Monday, November 26, 2012

A Fiscal Cliff Compromise

 A brief opinion piece on the Brookings Institute website by William A. Galston gives us an interesting solution to the coming fiscal cliff political brinksmanship.  The Republicans are firmly entrenched in their "no tax increases" philosophy and the Democrats don't want to increase taxes on families making less than $250,000 per year.  Since the two sides of the spectrum obviously cannot agree on long-term changes to the tax code between now and December 31, 2012, a bit of tweaking here and there may just solve the problem at least temporarily.  Without such an agreement, one thing is certain, the world's markets will react adversely.  As it stands now, taxes will go up on January 3, 2013, impacting the "middle class", resulting in slower economic growth according to Congressional Budget Office projections and a loss of confidence in Congressional ability to problem solve. 

Let's look at the summary of tax receipts as a percentage of GDP from 1930 to 2017 from the Office of Management and Budget:

Since the Second World War, total tax receipts have almost never been higher than 20 percent of GDP and have averaged 16.0 percent since 1930.

Here is a summary of total outlays as a percentage of GDP over the same time period:

Since 1976, it is rare that outlays have been less than 20 percent of GDP, ranging from 18.2 percent in 2001 and 2001 to 25.2 percent in 2008.  And thus, the problem.  The author notes that the U.S. government will need revenues of between 20 and 21 percent of GDP to stabilize the national debt (note the word "stabilize" rather than the word "reduce").

Since past history shows that reforming the tax code is a very long and painful process even under the best of circumstances where both sides aren't acting like elementary school children, an interim solution is required that will prevent both sides from pouting.  Here are Dr. Galston's suggestions:

1.) Both sides accept a cap of $50,000 on itemized deductions (i.e. health care, mortgage interest, charitable deductions, state and local taxes, tax preparation fees etcetera).  This would have the greatest impact on individuals making more than $200,000 annually.

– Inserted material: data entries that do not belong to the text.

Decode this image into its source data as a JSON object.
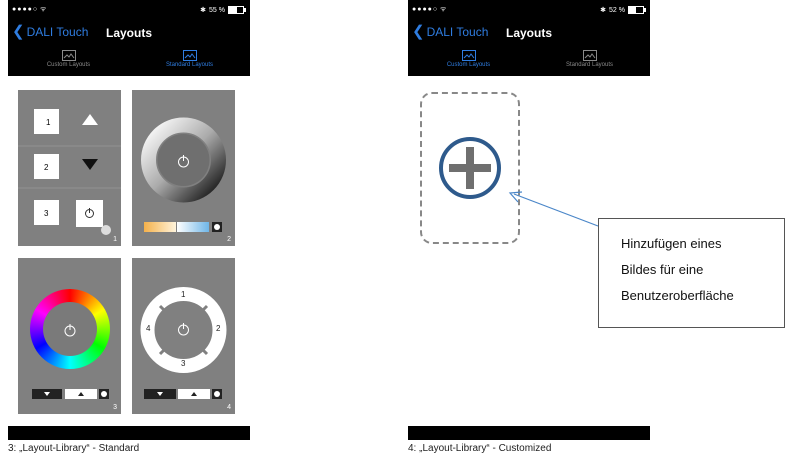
{
  "left_phone": {
    "status": {
      "signal": "●●●●○",
      "wifi": "ᯤ",
      "bt": "✱",
      "battery": "55 %",
      "battery_level": 0.55
    },
    "nav": {
      "back_label": "DALI Touch",
      "title": "Layouts"
    },
    "tabs": [
      {
        "label": "Custom Layouts",
        "active": false
      },
      {
        "label": "Standard Layouts",
        "active": true
      }
    ],
    "tiles": [
      {
        "number": "1",
        "buttons": [
          "1",
          "2",
          "3"
        ]
      },
      {
        "number": "2"
      },
      {
        "number": "3"
      },
      {
        "number": "4",
        "ring_labels": [
          "1",
          "2",
          "3",
          "4"
        ]
      }
    ]
  },
  "right_phone": {
    "status": {
      "signal": "●●●●○",
      "wifi": "ᯤ",
      "bt": "✱",
      "battery": "52 %",
      "battery_level": 0.52
    },
    "nav": {
      "back_label": "DALI Touch",
      "title": "Layouts"
    },
    "tabs": [
      {
        "label": "Custom Layouts",
        "active": true
      },
      {
        "label": "Standard Layouts",
        "active": false
      }
    ]
  },
  "callout": {
    "lines": [
      "Hinzufügen eines",
      "Bildes für eine",
      "Benutzeroberfläche"
    ]
  },
  "captions": {
    "left": "3: „Layout-Library“ - Standard",
    "right": "4: „Layout-Library“ - Customized"
  },
  "colors": {
    "accent": "#2f7de1",
    "tile_bg": "#808080",
    "plus_ring": "#2e5a8c"
  },
  "icons": {
    "image_tab": "image-icon",
    "back": "chevron-left-icon",
    "power": "power-icon",
    "bulb": "bulb-icon",
    "add": "plus-icon"
  }
}
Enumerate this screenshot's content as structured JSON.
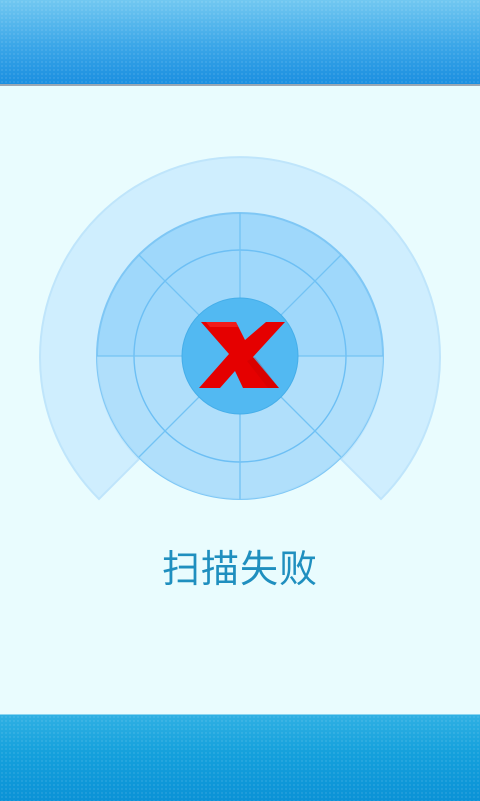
{
  "screen": {
    "status_text": "扫描失败",
    "state": "failed"
  },
  "icons": {
    "radar": "radar-icon",
    "failure": "x-mark-icon"
  },
  "colors": {
    "header_blue": "#3aa6e8",
    "footer_blue": "#0b92d6",
    "background": "#e9fcfe",
    "radar_light": "#cfeefe",
    "radar_medium": "#9fd8fb",
    "radar_center": "#52b9f2",
    "error_red": "#e50000",
    "text_blue": "#1f8fbf"
  }
}
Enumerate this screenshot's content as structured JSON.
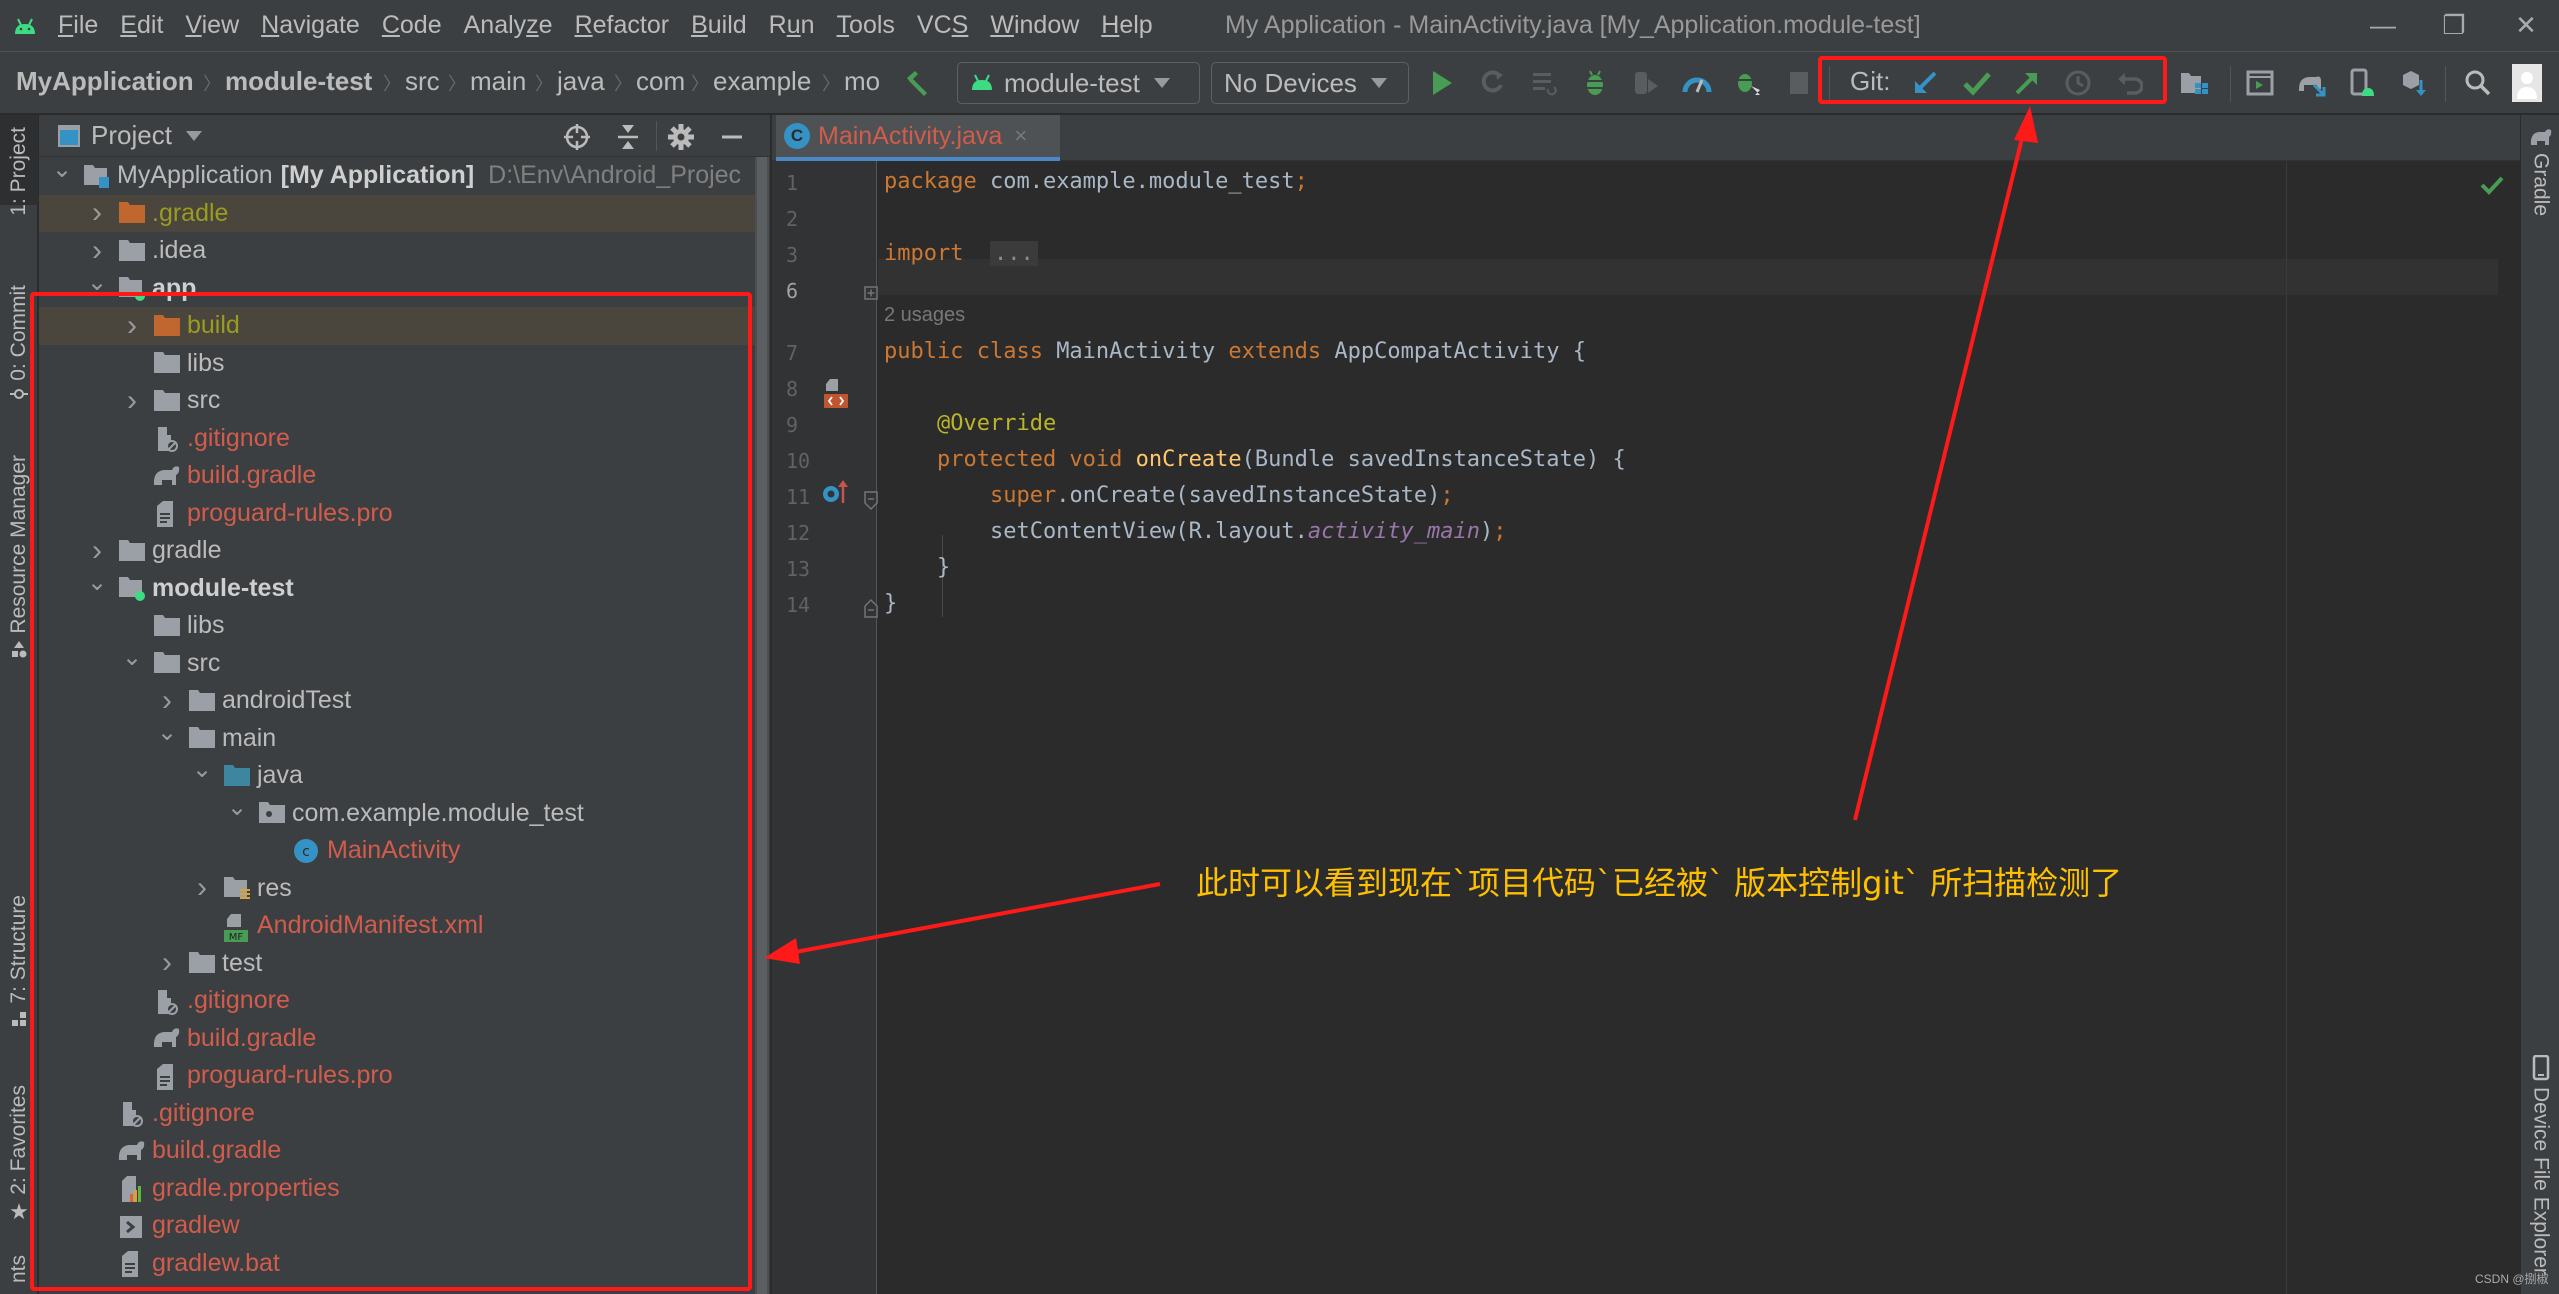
{
  "menubar": {
    "items": [
      "File",
      "Edit",
      "View",
      "Navigate",
      "Code",
      "Analyze",
      "Refactor",
      "Build",
      "Run",
      "Tools",
      "VCS",
      "Window",
      "Help"
    ],
    "mnemonics": [
      "F",
      "E",
      "V",
      "N",
      "C",
      "z",
      "R",
      "B",
      "u",
      "T",
      "S",
      "W",
      "H"
    ],
    "window_title": "My Application - MainActivity.java [My_Application.module-test]",
    "controls": {
      "minimize": "—",
      "restore": "❐",
      "close": "✕"
    }
  },
  "toolbar": {
    "breadcrumbs": [
      "MyApplication",
      "module-test",
      "src",
      "main",
      "java",
      "com",
      "example",
      "mo"
    ],
    "run_config": "module-test",
    "device": "No Devices",
    "git_label": "Git:",
    "git_actions": [
      "update-project",
      "commit",
      "push",
      "show-history",
      "rollback"
    ],
    "icons": [
      "make-project",
      "run",
      "apply-changes",
      "apply-code-changes",
      "debug",
      "profile",
      "attach-debugger",
      "stop",
      "project-structure",
      "avd-manager",
      "sync-gradle",
      "sdk-manager",
      "device-manager",
      "search",
      "account"
    ]
  },
  "left_strip": {
    "tabs": [
      "1: Project",
      "0: Commit",
      "Resource Manager",
      "7: Structure",
      "2: Favorites",
      "nts"
    ]
  },
  "project_panel": {
    "title": "Project",
    "tree": [
      {
        "label": "MyApplication",
        "extra": "[My Application]",
        "path": "D:\\Env\\Android_Projec",
        "depth": 0,
        "expand": "open",
        "icon": "module",
        "style": "normal"
      },
      {
        "label": ".gradle",
        "depth": 1,
        "expand": "closed",
        "icon": "folder-orange",
        "style": "olive",
        "excluded": true
      },
      {
        "label": ".idea",
        "depth": 1,
        "expand": "closed",
        "icon": "folder",
        "style": "normal"
      },
      {
        "label": "app",
        "depth": 1,
        "expand": "open",
        "icon": "module-app",
        "style": "bold"
      },
      {
        "label": "build",
        "depth": 2,
        "expand": "closed",
        "icon": "folder-orange",
        "style": "olive",
        "excluded": true
      },
      {
        "label": "libs",
        "depth": 2,
        "expand": "none",
        "icon": "folder",
        "style": "normal"
      },
      {
        "label": "src",
        "depth": 2,
        "expand": "closed",
        "icon": "folder",
        "style": "normal"
      },
      {
        "label": ".gitignore",
        "depth": 2,
        "expand": "none",
        "icon": "file-ignore",
        "style": "red"
      },
      {
        "label": "build.gradle",
        "depth": 2,
        "expand": "none",
        "icon": "gradle",
        "style": "red"
      },
      {
        "label": "proguard-rules.pro",
        "depth": 2,
        "expand": "none",
        "icon": "file-text",
        "style": "red"
      },
      {
        "label": "gradle",
        "depth": 1,
        "expand": "closed",
        "icon": "folder",
        "style": "normal"
      },
      {
        "label": "module-test",
        "depth": 1,
        "expand": "open",
        "icon": "module-app",
        "style": "bold"
      },
      {
        "label": "libs",
        "depth": 2,
        "expand": "none",
        "icon": "folder",
        "style": "normal"
      },
      {
        "label": "src",
        "depth": 2,
        "expand": "open",
        "icon": "folder",
        "style": "normal"
      },
      {
        "label": "androidTest",
        "depth": 3,
        "expand": "closed",
        "icon": "folder",
        "style": "normal"
      },
      {
        "label": "main",
        "depth": 3,
        "expand": "open",
        "icon": "folder",
        "style": "normal"
      },
      {
        "label": "java",
        "depth": 4,
        "expand": "open",
        "icon": "folder-blue",
        "style": "normal"
      },
      {
        "label": "com.example.module_test",
        "depth": 5,
        "expand": "open",
        "icon": "package",
        "style": "normal"
      },
      {
        "label": "MainActivity",
        "depth": 6,
        "expand": "none",
        "icon": "class",
        "style": "red"
      },
      {
        "label": "res",
        "depth": 4,
        "expand": "closed",
        "icon": "folder-res",
        "style": "normal"
      },
      {
        "label": "AndroidManifest.xml",
        "depth": 4,
        "expand": "none",
        "icon": "manifest",
        "style": "red"
      },
      {
        "label": "test",
        "depth": 3,
        "expand": "closed",
        "icon": "folder",
        "style": "normal"
      },
      {
        "label": ".gitignore",
        "depth": 2,
        "expand": "none",
        "icon": "file-ignore",
        "style": "red"
      },
      {
        "label": "build.gradle",
        "depth": 2,
        "expand": "none",
        "icon": "gradle",
        "style": "red"
      },
      {
        "label": "proguard-rules.pro",
        "depth": 2,
        "expand": "none",
        "icon": "file-text",
        "style": "red"
      },
      {
        "label": ".gitignore",
        "depth": 1,
        "expand": "none",
        "icon": "file-ignore",
        "style": "red"
      },
      {
        "label": "build.gradle",
        "depth": 1,
        "expand": "none",
        "icon": "gradle",
        "style": "red"
      },
      {
        "label": "gradle.properties",
        "depth": 1,
        "expand": "none",
        "icon": "properties",
        "style": "red"
      },
      {
        "label": "gradlew",
        "depth": 1,
        "expand": "none",
        "icon": "shell",
        "style": "red"
      },
      {
        "label": "gradlew.bat",
        "depth": 1,
        "expand": "none",
        "icon": "file-text",
        "style": "red"
      }
    ]
  },
  "editor": {
    "tab": {
      "label": "MainActivity.java",
      "icon": "C",
      "close": "×"
    },
    "usages_hint": "2 usages",
    "lines": [
      {
        "num": "1",
        "tokens": [
          [
            "kw",
            "package"
          ],
          [
            "",
            "com.example.module_test"
          ],
          [
            "kw",
            ";"
          ]
        ]
      },
      {
        "num": "2",
        "tokens": []
      },
      {
        "num": "3",
        "tokens": [
          [
            "kw",
            "import"
          ],
          [
            "",
            "  "
          ],
          [
            "dots",
            "..."
          ]
        ]
      },
      {
        "num": "6",
        "tokens": []
      },
      {
        "num": "7",
        "tokens": [
          [
            "kw",
            "public class "
          ],
          [
            "",
            "MainActivity "
          ],
          [
            "kw",
            "extends "
          ],
          [
            "",
            "AppCompatActivity {"
          ]
        ]
      },
      {
        "num": "8",
        "tokens": []
      },
      {
        "num": "9",
        "tokens": [
          [
            "",
            "    "
          ],
          [
            "ann",
            "@Override"
          ]
        ]
      },
      {
        "num": "10",
        "tokens": [
          [
            "",
            "    "
          ],
          [
            "kw",
            "protected void "
          ],
          [
            "fn",
            "onCreate"
          ],
          [
            "",
            "(Bundle savedInstanceState) {"
          ]
        ]
      },
      {
        "num": "11",
        "tokens": [
          [
            "",
            "        "
          ],
          [
            "kw",
            "super"
          ],
          [
            "",
            ".onCreate(savedInstanceState)"
          ],
          [
            "kw",
            ";"
          ]
        ]
      },
      {
        "num": "12",
        "tokens": [
          [
            "",
            "        setContentView(R.layout."
          ],
          [
            "fld",
            "activity_main"
          ],
          [
            "",
            ")"
          ],
          [
            "kw",
            ";"
          ]
        ]
      },
      {
        "num": "13",
        "tokens": [
          [
            "",
            "    }"
          ]
        ]
      },
      {
        "num": "14",
        "tokens": [
          [
            "",
            "}"
          ]
        ]
      }
    ]
  },
  "right_strip": {
    "tabs": [
      "Gradle",
      "Device File Explorer"
    ]
  },
  "annotation": {
    "text": "此时可以看到现在`项目代码`已经被` 版本控制git` 所扫描检测了",
    "color": "#ffc000",
    "box_color": "#ff1a1a"
  },
  "watermark": "CSDN @捌椒"
}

2.) Republicans would agree to raise the tax rates on dividends and capital gains, closing the gap between the very low rates of today and those that were in place before the Reagan-era tax reform.  Here is a graph showing what has happened to dividend and capital gains tax rates since 1961:

Common sense would tell us that it looks like there should be plenty of room to move rates up, unfortunately, there is a shortage of that particular commodity in Washington.

3.) In return for these compromises, the President and his fellow Democrats would agree to leave the rates on earned income at current levels.

This scenario gives both sides of the spectrum some form of a victory that they can brag about to their backers, however, in this winner-take-all, loser-gets-nothing world, it is unlikely that even modest compromises like these will be palatable to both sides.  That said, perhaps this solution is just too simple for the complex minds of Congress to absorb.